I wrote about the strange and kind of wonderful My Name is Julia Ross (1945) yesterday but kept mulling over its terrific imagery today, so wanted to offer you this to give you a small taste of its weird, creepy-fun vibe. And I ask again: why didn’t more film noir have female protagonists? They inevitably spiced up the genre beautifully.

My name is Julia Ross

What doesn’t this movie have? Cockney housemaids, creepy English country homes with secret passageways, a black cat, a mysterious back story … and all packed into a tidy 65 minutes of Hollywood movie time. Some people call this film noir, but it’s weirder than that — it’s horror, it’s gothic, it’s melodrama.

And did I mention it’s streaming on YouTube? The perfect thing for a late-night movie:

And when you watch it, pay careful attention to the first ten minutes and tell me what you think. I can’t believe this got past the censors at the time.

Julia Ross has just come in after looking for a job all day, and has a conversation with the maid who cleans her dreary boarding house. If things aren’t already bad enough, she finds a wedding invitation in the mail from a man who clearly used to be sweet on her — why, the housemaid thought for sure Julia would make him forget about that other girl. Oh well.

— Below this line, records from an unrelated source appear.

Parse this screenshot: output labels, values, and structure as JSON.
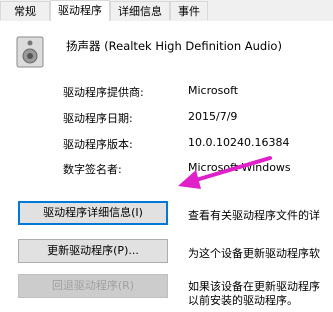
{
  "tabs": [
    "常规",
    "驱动程序",
    "详细信息",
    "事件"
  ],
  "device": {
    "name": "扬声器 (Realtek High Definition Audio)",
    "icon": "speaker-icon"
  },
  "properties": [
    {
      "label": "驱动程序提供商:",
      "value": "Microsoft"
    },
    {
      "label": "驱动程序日期:",
      "value": "2015/7/9"
    },
    {
      "label": "驱动程序版本:",
      "value": "10.0.10240.16384"
    },
    {
      "label": "数字签名者:",
      "value": "Microsoft Windows"
    }
  ],
  "buttons": [
    {
      "label": "驱动程序详细信息(I)",
      "description": "查看有关驱动程序文件的详"
    },
    {
      "label": "更新驱动程序(P)...",
      "description": "为这个设备更新驱动程序软"
    },
    {
      "label": "回退驱动程序(R)",
      "description_lines": [
        "如果该设备在更新驱动程序",
        "以前安装的驱动程序。"
      ]
    }
  ],
  "colors": {
    "arrow": "#e020c8",
    "focus": "#0078d7"
  }
}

Cockney housemaid: If you ain’t aiming too high, I know plenty of places where you can get a job like mine. [Julia looks distressed at the notion of being a maid.] But I suppose a fine lady like you was trained for something better.

Julia Ross, looking stricken: The doctor says I’ve got to be careful for a few months.

Maid: Oh. My sister had her “appendix” out, too. She were scrubbing and cleaning the very next week.

Julia: Does it bother her now?

Maid: Nothing bothers her now. She’s dead. But it wasn’t good, honest work that killed her.

Now, tell me: is this a coded conversation about an abortion? Sure sounds that way to me.